Posté par othoharmonie le 27 juillet 2012

 

Le Lynx roux dans LYNX 220px-Linces10-210x300Le Lynx roux aussi appelé Lynx bai, Chat sauvage en français du Canada, Chat tigré en français cadien et Bobcat en anglais est un félin du genre Lynx qui vit en Amérique du Nord. Avec douze sous-espèces reconnues, ses populations s’étalent entre le sud du Canada et le nord du Mexique, en englobant la majeure partie des États-Unis. Ce prédateur occupe une vaste gamme d’habitats, depuis les zones boisées jusqu’aux régions semi-désertiques, incluant les zones urbaines et les environnements marécageux.

Le Lynx roux ressemble aux trois autres espèces du genre Lynx, avec des oreilles couronnées d’un plumet de poils noirs, une queue courte et une démarche chaloupée en raison de ses pattes postérieures très longues. Il a toutefois des barres noires distinctives sur ses pattes antérieures et une courte queue au bout noir. Il mesure en moyenne 90 cm de la tête à la queue, pour 50 cm à l’épaule. Son poids varie de 6 à 13 kilogrammes.

Bien que le Lynx roux préfère les lapins et les lièvres, il est un chasseur opportuniste qui peut s’attaquer aussi bien aux insectes qu’aux petits rongeurs ou aux daims. Le type de proies dépend de leur abondance, de l’habitat, de la localisation et des saisons. Comme la plupart des félins, le Lynx roux est territorial et principalement solitaire, bien qu’il y ait des chevauchements entre territoires. Il emploie plusieurs méthodes pour délimiter son territoire, dont les marques de griffes et les dépôts d’urine ou d’excréments. Le Lynx roux se reproduit en hiver et au printemps et a une période de gestation d’environ deux mois.

Chassé par l’homme, à la fois pour le sport et sa fourrure, sa population est cependant stable. Cet « insaisissable » prédateur caractéristique des États-Unis apparaît dans la mythologie des Nord-Amérindiens et le folklore des colons européens.
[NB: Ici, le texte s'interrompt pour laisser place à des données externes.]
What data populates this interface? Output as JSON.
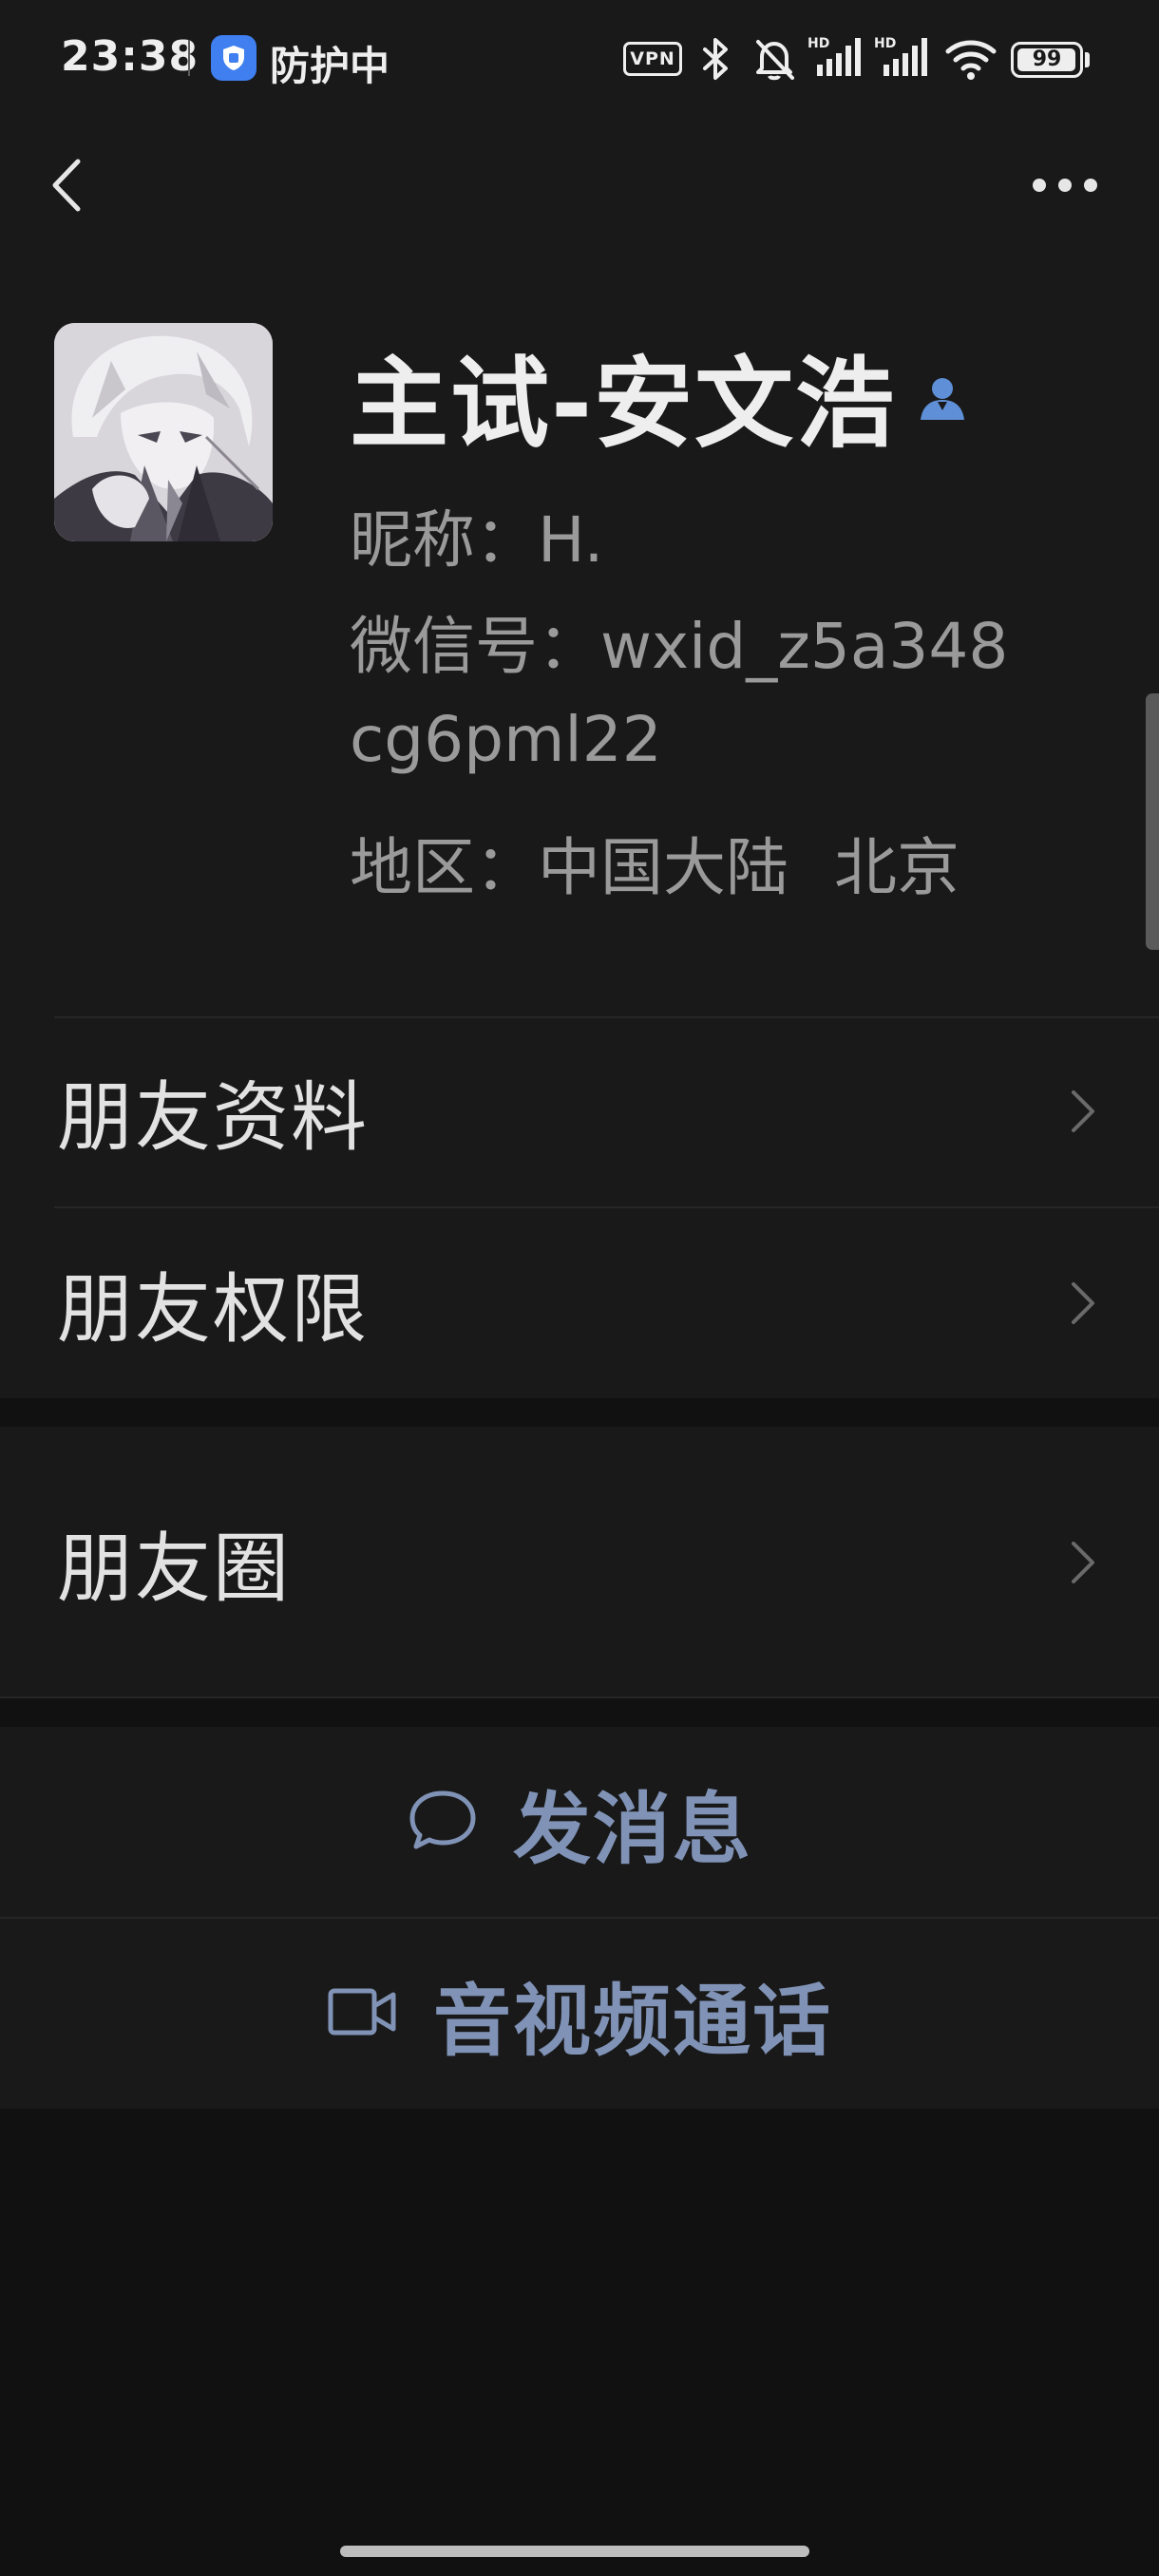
{
  "status_bar": {
    "time": "23:38",
    "protect_label": "防护中",
    "vpn_label": "VPN",
    "battery_level": "99",
    "battery_fraction": 0.99,
    "icons": [
      "shield-app-icon",
      "bluetooth-icon",
      "bell-muted-icon",
      "hd-signal-icon",
      "hd-signal-icon",
      "wifi-icon",
      "battery-icon"
    ]
  },
  "nav": {
    "back_icon": "chevron-left-icon",
    "more_icon": "more-dots-icon"
  },
  "profile": {
    "name": "主试-安文浩",
    "nickname_line": "昵称：H.",
    "wechat_id_line1": "微信号：wxid_z5a348",
    "wechat_id_line2": "cg6pml22",
    "region_label": "地区：中国大陆",
    "region_city": "北京",
    "contact_icon": "contact-person-icon"
  },
  "menu": {
    "friend_info": "朋友资料",
    "friend_permissions": "朋友权限",
    "moments": "朋友圈"
  },
  "actions": {
    "send_message": "发消息",
    "av_call": "音视频通话"
  },
  "colors": {
    "background": "#111111",
    "surface": "#191919",
    "accent_link": "#8093b6",
    "contact_icon": "#5f8fd6",
    "shield_blue": "#3f7ff0"
  }
}
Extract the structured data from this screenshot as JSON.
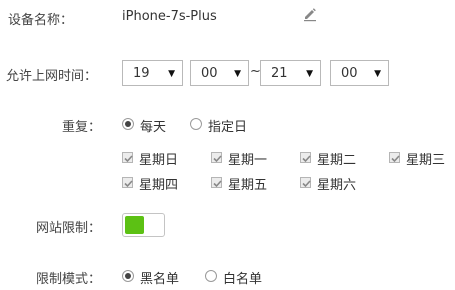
{
  "device": {
    "label": "设备名称：",
    "value": "iPhone-7s-Plus"
  },
  "time": {
    "label": "允许上网时间：",
    "start_hour": "19",
    "start_min": "00",
    "separator": "~",
    "end_hour": "21",
    "end_min": "00"
  },
  "repeat": {
    "label": "重复：",
    "options": [
      "每天",
      "指定日"
    ],
    "selected": "每天",
    "days": [
      "星期日",
      "星期一",
      "星期二",
      "星期三",
      "星期四",
      "星期五",
      "星期六"
    ]
  },
  "site_limit": {
    "label": "网站限制：",
    "enabled": true,
    "accent": "#5cc114"
  },
  "limit_mode": {
    "label": "限制模式：",
    "options": [
      "黑名单",
      "白名单"
    ],
    "selected": "黑名单"
  }
}
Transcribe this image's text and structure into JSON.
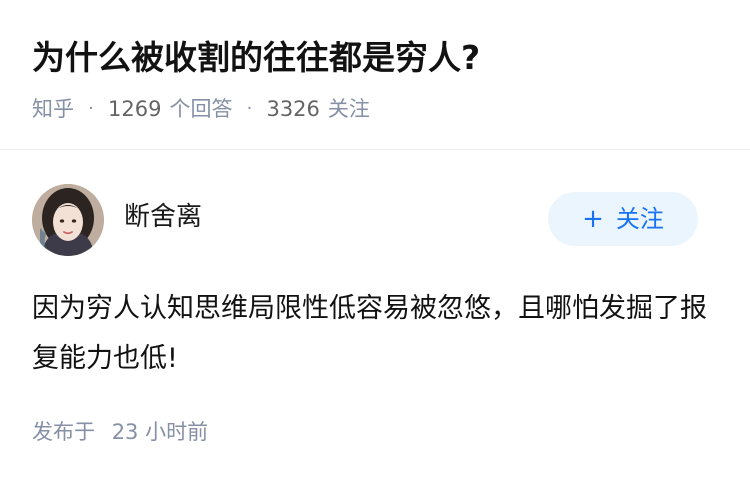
{
  "question": {
    "title": "为什么被收割的往往都是穷人?",
    "source": "知乎",
    "answer_count": "1269",
    "answer_label": "个回答",
    "follower_count": "3326",
    "follower_label": "关注",
    "separator": "·"
  },
  "answer": {
    "author_name": "断舍离",
    "follow_button": {
      "plus": "+",
      "label": "关注"
    },
    "content": "因为穷人认知思维局限性低容易被忽悠，且哪怕发掘了报复能力也低!",
    "time_label": "发布于",
    "time_value": "23 小时前"
  },
  "colors": {
    "text": "#121212",
    "meta": "#8590a6",
    "follow_bg": "#ebf5fd",
    "follow_text": "#1772f6"
  }
}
La fourrure du Lynx roux est courte, douce et dense, de teintes variées. Le dos va du gris clair au brun rougeâtre, plus sombre au milieu. En général, les lèvres, le menton, l’intérieur des membres et le ventre sont de couleur crème. La robe peut être marquée de taches noires ou brun foncé, ou de raies. L’arrière des oreilles est noir avec une tache blanche bien visible. De plus, les oreilles sont couronnées par une touffe de poils noirs, comme pour tous les lynx. La queue est courte, blanche sur la partie inférieure, marquée d’une large bande noire sur le dessus de l’extrémité et de plusieurs raies sombres.

Les Lynx roux des régions désertiques possèdent les robes les plus claires tandis que les populations du Nord, vivant en forêt, sont plus sombres. Les jeunes naissent avec une fourrure tachetée. Quelques spécimens mélaniques ont été aperçus et capturés en Floride : leur robe noire laisse apparaître les taches. Il existe également des individus albinos.

Fichier:Lynx lynx 1 (Martin Mecnarowski).jpgLes traces du Lynx roux montrent quatre orteils sans trace de griffes en raison de leur rétractilité. L’empreinte, aussi longue que large, peut mesurer de deux à huit centimètres et la moyenne est à 4,5 cm. Quand il marche ou trotte, les empreintes sont espacées de 20 à 46 cm, mais lorsqu’il court, le Lynx roux peut faire de grandes enjambées de un à trois mètres.

Comme tous les félins, les traces des pattes avant tombent exactement au-dessus des traces des pattes arrière. Les traces du Lynx roux peuvent être distinguées de celles du chat haret ou du chat domestique grâce à leur grosseur : le chat domestique a des empreintes de 10 cm2 tandis que celles du Lynx roux atteignent les 13 cm2.

L’hybridation entre le Lynx roux et le Lynx du Canada existe : aux États-Unis, on appelle le résultat d’un tel croisement un « Blynx » ou un « Lynxcat », contraction du terme « Bobcat » désignant le Lynx roux et « Lynx » désignant le Lynx du Canada. En 2004, des études génétiques menées sur ces deux espèces ont confirmé que trois spécimens sauvages du Minnesota à l’origine ambiguë étaient issus de l’hybridation. L’ensemble des hybrides étudiés avait un Lynx du Canada pour mère. Les signalements d’hybrides sauvages sont, pour l’instant, confinés au sud de l’aire de répartition du Lynx du Canada. Les pattes des hybrides sont en général plus larges que celles du Lynx roux, mais moins que celles du Lynx du Canada. Leur robe et la longueur des plumets de leurs oreilles sont plus proches de celles du Lynx roux. Un cas de Blynx femelle féconde a été signalé en 2008.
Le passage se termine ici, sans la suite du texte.